I'm still looking for questions 4 to 7 from 1st post http://fsae.com/groupee_common/emoticons/icon_smile.gif

Thank you
Ted

1. Cross-sectional area just means the square area (ie 1"x1"=1" squared) minus the inside area (1-0.902^2)
2. IZZ and IYY are standard, and are the same since you have square tubing and not rectangular. You take teh moment of intertia of the whole tube minus the inside.
IZZ=IYY=1/12*b*h^3-1/12*b*h^3=1/12(1*1^3-.902*.902^3)=.0282in^4
3. thicknesses are usually your wall thickness, ie 0.049"

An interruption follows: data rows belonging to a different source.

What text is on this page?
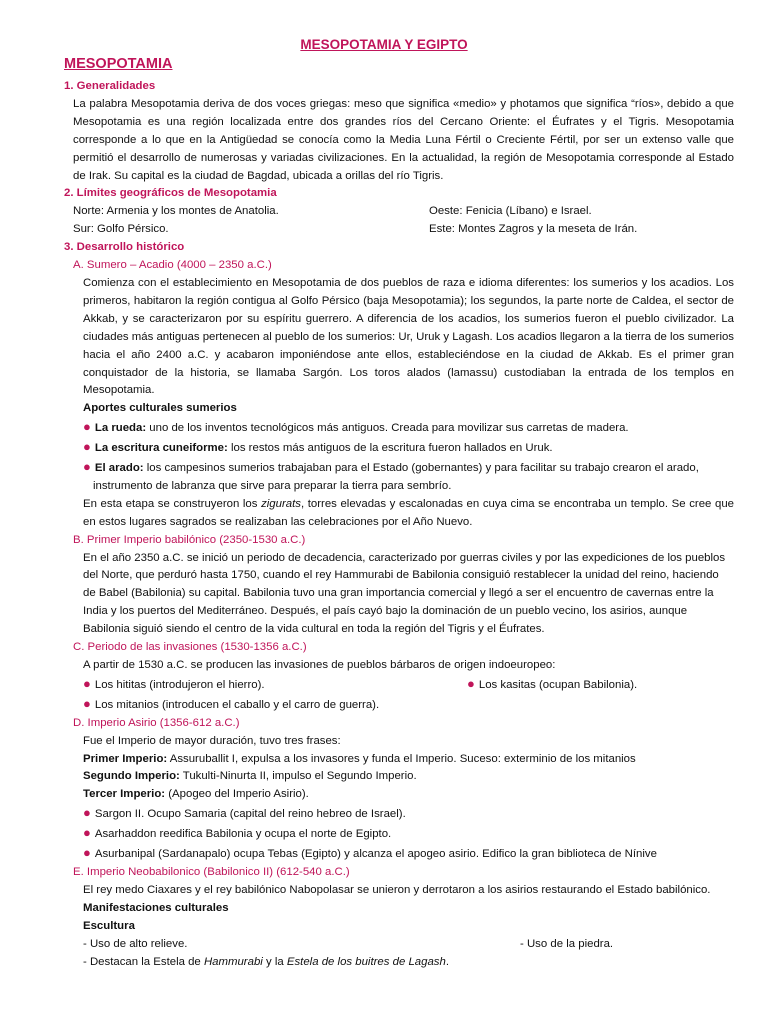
MESOPOTAMIA Y EGIPTO
MESOPOTAMIA
1. Generalidades
La palabra Mesopotamia deriva de dos voces griegas: meso que significa «medio» y photamos que significa “ríos», debido a que Mesopotamia es una región localizada entre dos grandes ríos del Cercano Oriente: el Éufrates y el Tigris. Mesopotamia corresponde a lo que en la Antigüedad se conocía como la Media Luna Fértil o Creciente Fértil, por ser un extenso valle que permitió el desarrollo de numerosas y variadas civilizaciones. En la actualidad, la región de Mesopotamia corresponde al Estado de Irak. Su capital es la ciudad de Bagdad, ubicada a orillas del río Tigris.
2. Límites geográficos de Mesopotamia
Norte: Armenia y los montes de Anatolia.	Oeste: Fenicia (Líbano) e Israel.
Sur: Golfo Pérsico.	Este: Montes Zagros y la meseta de Irán.
3. Desarrollo histórico
A. Sumero – Acadio (4000 – 2350 a.C.)
Comienza con el establecimiento en Mesopotamia de dos pueblos de raza e idioma diferentes: los sumerios y los acadios. Los primeros, habitaron la región contigua al Golfo Pérsico (baja Mesopotamia); los segundos, la parte norte de Caldea, el sector de Akkab, y se caracterizaron por su espíritu guerrero. A diferencia de los acadios, los sumerios fueron el pueblo civilizador. La ciudades más antiguas pertenecen al pueblo de los sumerios: Ur, Uruk y Lagash. Los acadios llegaron a la tierra de los sumerios hacia el año 2400 a.C. y acabaron imponiéndose ante ellos, estableciéndose en la ciudad de Akkab. Es el primer gran conquistador de la historia, se llamaba Sargón. Los toros alados (lamassu) custodiaban la entrada de los templos en Mesopotamia.
Aportes culturales sumerios
● La rueda: uno de los inventos tecnológicos más antiguos. Creada para movilizar sus carretas de madera.
● La escritura cuneiforme: los restos más antiguos de la escritura fueron hallados en Uruk.
● El arado: los campesinos sumerios trabajaban para el Estado (gobernantes) y para facilitar su trabajo crearon el arado,
instrumento de labranza que sirve para preparar la tierra para sembrío.
En esta etapa se construyeron los zigurats, torres elevadas y escalonadas en cuya cima se encontraba un templo. Se cree que en estos lugares sagrados se realizaban las celebraciones por el Año Nuevo.
B. Primer Imperio babilónico (2350-1530 a.C.)
En el año 2350 a.C. se inició un periodo de decadencia, caracterizado por guerras civiles y por las expediciones de los pueblos del Norte, que perduró hasta 1750, cuando el rey Hammurabi de Babilonia consiguió restablecer la unidad del reino, haciendo de Babel (Babilonia) su capital. Babilonia tuvo una gran importancia comercial y llegó a ser el encuentro de cavernas entre la India y los puertos del Mediterráneo. Después, el país cayó bajo la dominación de un pueblo vecino, los asirios, aunque Babilonia siguió siendo el centro de la vida cultural en toda la región del Tigris y el Éufrates.
C. Periodo de las invasiones (1530-1356 a.C.)
A partir de 1530 a.C. se producen las invasiones de pueblos bárbaros de origen indoeuropeo:
● Los hititas (introdujeron el hierro).	● Los kasitas (ocupan Babilonia).
● Los mitanios (introducen el caballo y el carro de guerra).
D. Imperio Asirio (1356-612 a.C.)
Fue el Imperio de mayor duración, tuvo tres frases:
Primer Imperio: Assuruballit I, expulsa a los invasores y funda el Imperio. Suceso: exterminio de los mitanios
Segundo Imperio: Tukulti-Ninurta II, impulso el Segundo Imperio.
Tercer Imperio: (Apogeo del Imperio Asirio).
● Sargon II. Ocupo Samaria (capital del reino hebreo de Israel).
● Asarhaddon reedifica Babilonia y ocupa el norte de Egipto.
● Asurbanipal (Sardanapalo) ocupa Tebas (Egipto) y alcanza el apogeo asirio. Edifico la gran biblioteca de Nínive
E. Imperio Neobabilonico (Babilonico II) (612-540 a.C.)
El rey medo Ciaxares y el rey babilónico Nabopolasar se unieron y derrotaron a los asirios restaurando el Estado babilónico.
Manifestaciones culturales
Escultura
- Uso de alto relieve.	- Uso de la piedra.
- Destacan la Estela de Hammurabi y la Estela de los buitres de Lagash.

4. angle of orientation is probably either 0 or 90 degrees
5. IXX is probably the same as IZZ and IYY (or IZZ might be zero, depending on where are you axes)
6. this is the link you want for info on how not to overconstrain your model (http://locost7.info/files/chassis/Final_Thesis_B.doc)
7.by looking at the stress diagram in post-processing you can see using different colors the most stressed and least stressed elements, and reinforce those that need it.
8. importing a full solid model into ansys is a bit of a waste of time, the point-to-point model is pretty good, if you need to apply a force at the bellcrank, just make a member there and apply the force. Ansys will help you in triangulation, etc etc but it'll probably easier to test once the frame is fabricated.
9. for stressed skins, there is an area element in ANSYS to do this, you can either bond it using loctite adhesive or rivet it (both for better shear!)